North Korean leader Kim Jong Un has ordered his military to expand its combat exercises and strengthen war preparedness as he looks to escalate an already provocative run in weapons demonstrations in the face of deepening tensions with its neighbors and Washington.
Kim presided over a meeting of the ruling Workers’ Party’s Central Military Commission on Monday and encouraged the armed forces to perform “ever-victorious feats” and display “matchless military strength” to open a new phase in development, the country’s official Korean Central News Agency reported Tuesday.
The meeting came amid signs North Korea is planning a military parade that may be an occasion to showcase the latest hardware from his growing nuclear weapons and missile program that’s brewing concern for the United States and its allies in Asia.

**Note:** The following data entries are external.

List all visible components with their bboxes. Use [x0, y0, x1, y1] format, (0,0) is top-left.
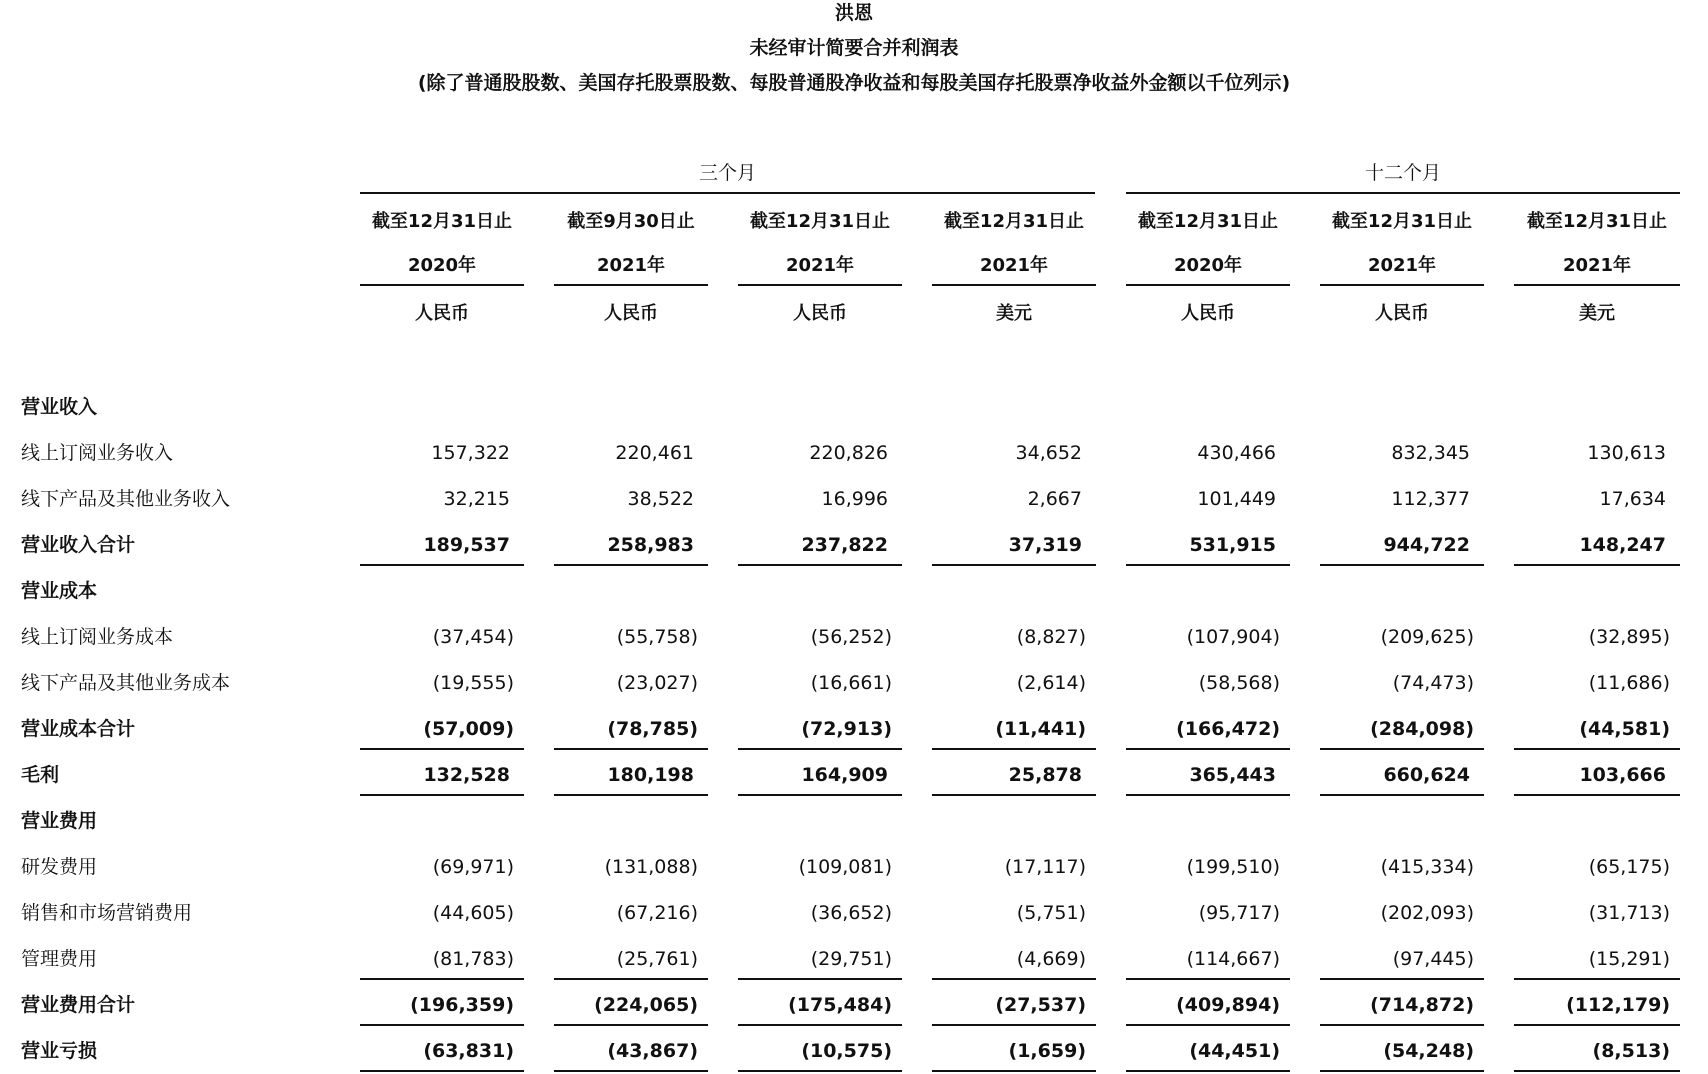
column-currency-2: 人民币 [793, 303, 847, 324]
table-cell: (284,098) [1320, 706, 1484, 750]
row-label: 管理费用 [21, 948, 98, 970]
table-cell: (4,669) [932, 936, 1096, 980]
table-row [0, 614, 1708, 660]
table-cell: (175,484) [738, 982, 902, 1026]
column-year-6: 2021年 [1562, 255, 1632, 276]
table-cell: (11,686) [1588, 672, 1670, 694]
table-cell: 531,915 [1126, 522, 1290, 566]
table-cell: 180,198 [554, 752, 708, 796]
table-cell: (196,359) [360, 982, 524, 1026]
table-cell: 103,666 [1514, 752, 1680, 796]
column-year-1: 2021年 [596, 255, 666, 276]
column-currency-4: 人民币 [1181, 303, 1235, 324]
row-label: 线下产品及其他业务成本 [21, 672, 231, 694]
row-label: 毛利 [21, 764, 60, 786]
table-cell: (10,575) [738, 1028, 902, 1072]
column-header-rule [738, 284, 902, 286]
row-label: 研发费用 [21, 856, 98, 878]
table-cell: (43,867) [554, 1028, 708, 1072]
row-label: 营业亏损 [21, 1040, 98, 1062]
table-cell: (81,783) [360, 936, 524, 980]
table-row [0, 798, 1708, 844]
table-cell: 2,667 [1027, 488, 1082, 510]
table-cell: (8,513) [1514, 1028, 1680, 1072]
table-cell: (27,537) [932, 982, 1096, 1026]
column-header-rule [554, 284, 708, 286]
table-row [0, 936, 1708, 982]
table-cell: (415,334) [1380, 856, 1474, 878]
table-cell: 365,443 [1126, 752, 1290, 796]
column-header-rule [360, 284, 524, 286]
table-row [0, 660, 1708, 706]
table-cell: (95,717) [1198, 902, 1280, 924]
table-cell: 132,528 [360, 752, 524, 796]
table-cell: 832,345 [1391, 442, 1470, 464]
table-row [0, 568, 1708, 614]
table-cell: (74,473) [1392, 672, 1474, 694]
table-cell: (55,758) [616, 626, 698, 648]
table-cell: (31,713) [1588, 902, 1670, 924]
table-cell: (54,248) [1320, 1028, 1484, 1072]
column-currency-3: 美元 [996, 303, 1032, 324]
table-cell: 34,652 [1015, 442, 1082, 464]
table-row [0, 1028, 1708, 1074]
table-cell: (56,252) [810, 626, 892, 648]
column-currency-0: 人民币 [415, 303, 469, 324]
column-year-4: 2020年 [1173, 255, 1243, 276]
table-cell: 258,983 [554, 522, 708, 566]
column-period-5: 截至12月31日止 [1331, 211, 1473, 232]
table-cell: (63,831) [360, 1028, 524, 1072]
row-label: 线下产品及其他业务收入 [21, 488, 231, 510]
table-row [0, 844, 1708, 890]
table-cell: 130,613 [1587, 442, 1666, 464]
table-cell: (109,081) [798, 856, 892, 878]
column-period-1: 截至9月30日止 [567, 211, 695, 232]
column-currency-6: 美元 [1579, 303, 1615, 324]
table-cell: 430,466 [1197, 442, 1276, 464]
table-cell: 32,215 [443, 488, 510, 510]
table-cell: 220,461 [615, 442, 694, 464]
table-cell: (72,913) [738, 706, 902, 750]
row-label: 线上订阅业务收入 [21, 442, 174, 464]
row-label: 销售和市场营销费用 [21, 902, 193, 924]
table-cell: (5,751) [1016, 902, 1086, 924]
table-cell: 112,377 [1391, 488, 1470, 510]
table-row [0, 752, 1708, 798]
table-cell: (69,971) [432, 856, 514, 878]
table-cell: (78,785) [554, 706, 708, 750]
column-header-rule [932, 284, 1096, 286]
table-cell: (97,445) [1320, 936, 1484, 980]
column-period-6: 截至12月31日止 [1526, 211, 1668, 232]
column-period-4: 截至12月31日止 [1137, 211, 1279, 232]
table-cell: 660,624 [1320, 752, 1484, 796]
table-cell: (166,472) [1126, 706, 1290, 750]
table-cell: (44,605) [432, 902, 514, 924]
column-period-0: 截至12月31日止 [371, 211, 513, 232]
table-cell: 944,722 [1320, 522, 1484, 566]
column-header-rule [1320, 284, 1484, 286]
table-cell: (114,667) [1126, 936, 1290, 980]
table-row [0, 890, 1708, 936]
table-cell: 157,322 [431, 442, 510, 464]
row-label: 营业成本合计 [21, 718, 136, 740]
table-cell: (224,065) [554, 982, 708, 1026]
table-cell: (1,659) [932, 1028, 1096, 1072]
table-cell: (25,761) [554, 936, 708, 980]
row-label: 线上订阅业务成本 [21, 626, 174, 648]
company-name: 洪恩 [834, 2, 873, 24]
statement-title: 未经审计简要合并利润表 [749, 37, 959, 59]
table-cell: (16,661) [810, 672, 892, 694]
column-header-rule [1514, 284, 1680, 286]
row-label: 营业费用 [21, 810, 98, 832]
table-cell: 25,878 [932, 752, 1096, 796]
table-cell: 38,522 [627, 488, 694, 510]
column-period-2: 截至12月31日止 [749, 211, 891, 232]
table-cell: 148,247 [1514, 522, 1680, 566]
table-cell: (199,510) [1186, 856, 1280, 878]
table-cell: 237,822 [738, 522, 902, 566]
table-cell: (23,027) [616, 672, 698, 694]
table-cell: (409,894) [1126, 982, 1290, 1026]
table-cell: (44,581) [1514, 706, 1680, 750]
table-cell: 17,634 [1599, 488, 1666, 510]
table-cell: (107,904) [1186, 626, 1280, 648]
table-cell: 220,826 [809, 442, 888, 464]
table-cell: (11,441) [932, 706, 1096, 750]
table-cell: (44,451) [1126, 1028, 1290, 1072]
table-cell: 101,449 [1197, 488, 1276, 510]
column-currency-5: 人民币 [1375, 303, 1429, 324]
table-cell: (17,117) [1004, 856, 1086, 878]
table-row [0, 522, 1708, 568]
table-row [0, 982, 1708, 1028]
table-cell: (58,568) [1198, 672, 1280, 694]
table-cell: 37,319 [932, 522, 1096, 566]
row-label: 营业费用合计 [21, 994, 136, 1016]
table-cell: (15,291) [1514, 936, 1680, 980]
column-year-3: 2021年 [979, 255, 1049, 276]
table-cell: (112,179) [1514, 982, 1680, 1026]
table-cell: 164,909 [738, 752, 902, 796]
table-cell: (36,652) [810, 902, 892, 924]
table-cell: (209,625) [1380, 626, 1474, 648]
column-period-3: 截至12月31日止 [943, 211, 1085, 232]
table-row [0, 476, 1708, 522]
table-cell: (19,555) [432, 672, 514, 694]
table-cell: (8,827) [1016, 626, 1086, 648]
column-header-rule [1126, 284, 1290, 286]
table-row [0, 384, 1708, 430]
column-currency-1: 人民币 [604, 303, 658, 324]
table-row [0, 706, 1708, 752]
table-cell: (37,454) [432, 626, 514, 648]
table-cell: (2,614) [1016, 672, 1086, 694]
statement-note: (除了普通股股数、美国存托股票股数、每股普通股净收益和每股美国存托股票净收益外金额以千位列示) [417, 72, 1291, 94]
column-year-5: 2021年 [1367, 255, 1437, 276]
row-label: 营业收入 [21, 396, 98, 418]
column-year-2: 2021年 [785, 255, 855, 276]
table-cell: (202,093) [1380, 902, 1474, 924]
table-cell: (32,895) [1588, 626, 1670, 648]
group-three-months: 三个月 [360, 161, 1095, 194]
table-row [0, 430, 1708, 476]
row-label: 营业成本 [21, 580, 98, 602]
column-year-0: 2020年 [407, 255, 477, 276]
table-cell: 16,996 [821, 488, 888, 510]
row-label: 营业收入合计 [21, 534, 136, 556]
table-cell: (131,088) [604, 856, 698, 878]
table-cell: (29,751) [738, 936, 902, 980]
table-cell: (714,872) [1320, 982, 1484, 1026]
table-cell: 189,537 [360, 522, 524, 566]
table-cell: (67,216) [616, 902, 698, 924]
table-cell: (57,009) [360, 706, 524, 750]
table-cell: (65,175) [1588, 856, 1670, 878]
group-twelve-months: 十二个月 [1126, 161, 1680, 194]
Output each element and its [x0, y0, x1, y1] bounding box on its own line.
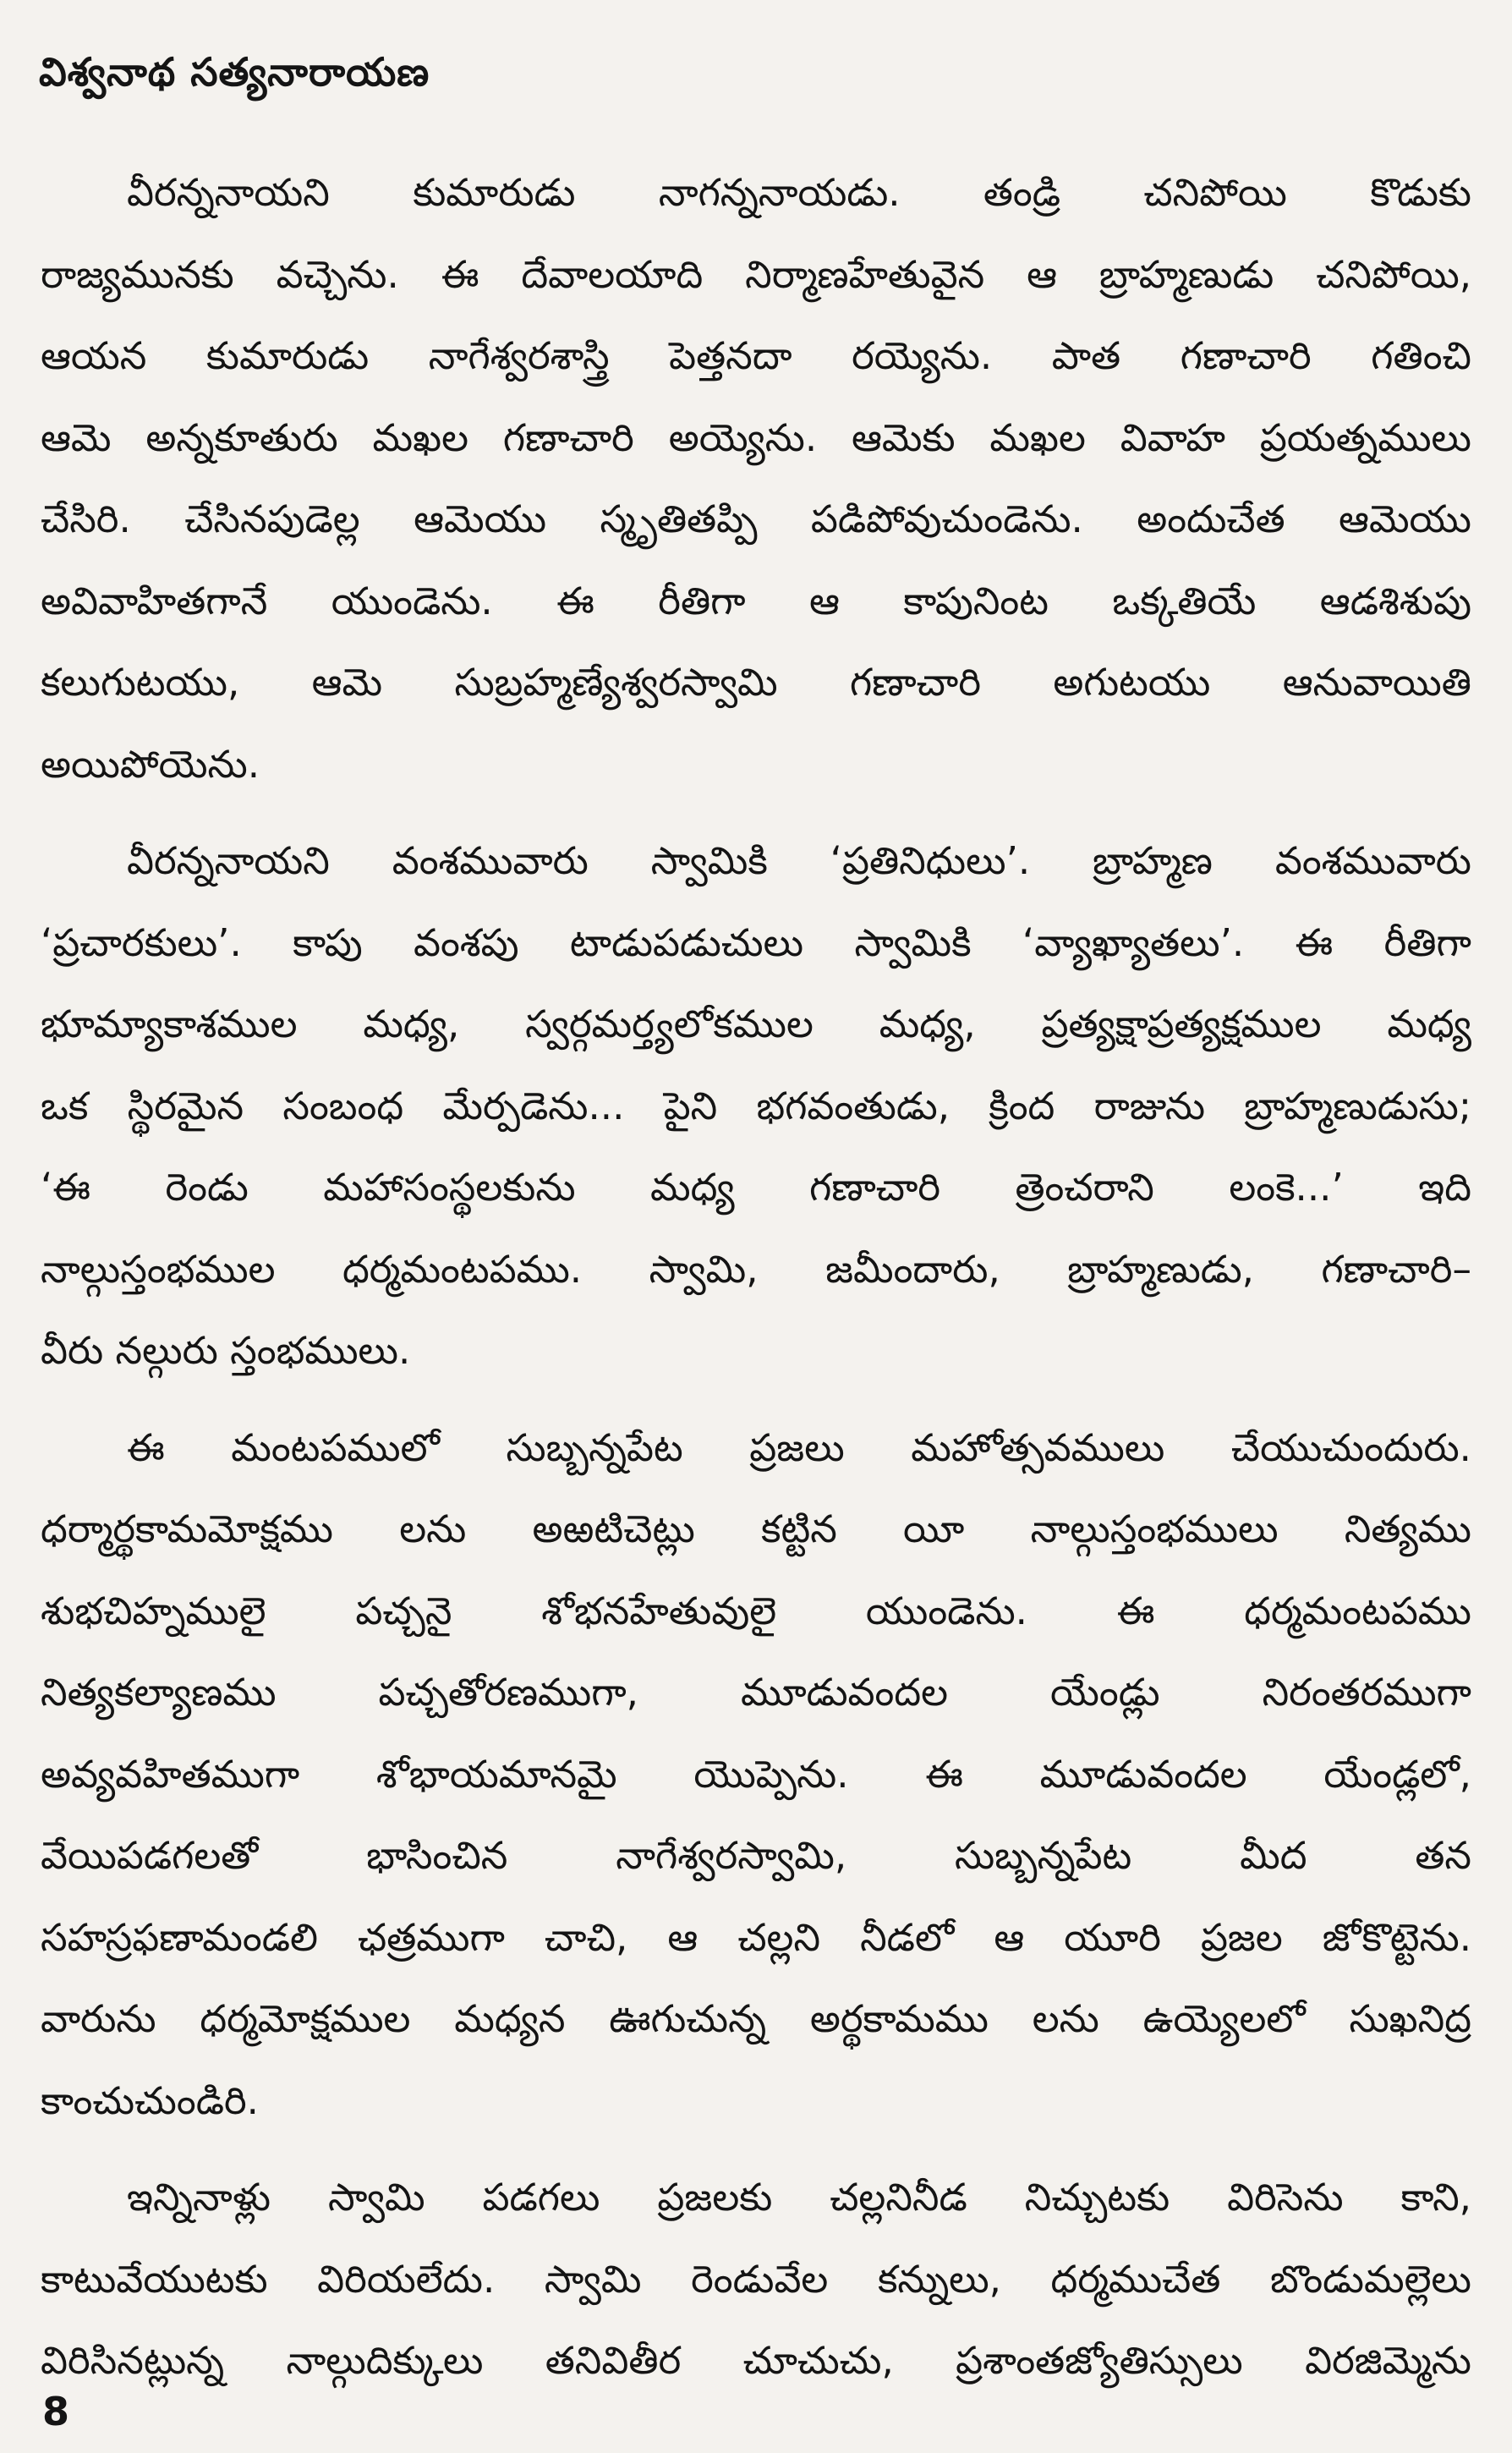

The commission’s members, who represent Kim’s top military brass, discussed a series of tasks aimed at inducing “great change” in the military, including “constantly expanding and intensifying the operation and combat drills” and “more strictly perfecting the preparedness for war,” the agency said.
The commission also discussed unspecified organizational changes to “fundamentally improve and strengthen” military affairs, and state media photos of the meeting showed a flag representing a possibly new department called the “missile general bureau.”
North Korea marks the 75th founding anniversary of the Korean People’s Army on Wednesday and may celebrate with a parade in Pyongyang.
Lee Sung-jun, spokesperson of South Korea’s Joint Chiefs of Staff, said during a briefing that the South Korean military has detected a “significant increase in personnel and vehicles” in areas related to parade rehearsals, but declined to share a specific assessment on when the event would take place.
Lee said the South Korean military was closely monitoring developments related to North Korea’s possible creation of a new military bureau related to missiles but didn’t provide further details. Some analysts say that the new department could possibly handle the development of nuclear warheads and ballistic systems.
Kim's comments from the military meeting are the latest warning from Pyongyang that it’s preparing to intensify its military demonstrations following a record-breaking year in missile testing. The warnings are in part a response to the United States’ expanding military drills with South Korea, which the allies have said are aimed at countering the North’s evolving threat.
Last week, North Korea threatened to counter U.S. military moves with the “most overwhelming nuclear force” as it condemned U.S. plans to expand its joint exercise with South Korea and deploy more advanced military assets like bombers and aircraft carriers to the region.
North Korea fired more than 70 ballistic missiles in 2022, including potential nuclear-capable weapons designed to strike targets in South Korea or reach the U.S. mainland. It also conducted a slew of launches it described as simulated nuclear attacks on South Korean and U.S. targets in response to the expanded U.S. military drills with South Korea, which had been downsized during the Trump administration.
During a major political conference in December, Kim called for an “exponential increase” of the country’s nuclear warheads, mass production of battlefield tactical nukes targeting South Korea and the development of more powerful intercontinental ballistic missiles that could reach the American homeland.
Experts say Kim’s weapons tests and threats are aimed at forcing Washington to accept the idea of North Korea as a nuclear power, which Pyongyang sees as a way to negotiate economic and political concession from a position of strength.
But there are also signs that the costs of Kim’s growing nuclear ambitions are piling up. North Korean state media said Monday that the ruling Workers’ Party has scheduled a plenary meeting of its powerful Central Committee later this month to discuss the “urgent task” on improving agricultural production amid deepening economic isolation.
Some experts have said that the country’s food insecurity is likely at its worst state since the 1990s when a devastating famine killed hundreds of thousands of people.
Diplomacy between Washington and Pyongyang has been stalled since 2019, with the two sides remaining at odds over U.S.-led economic sanctions against the North and the North’s nuclear program.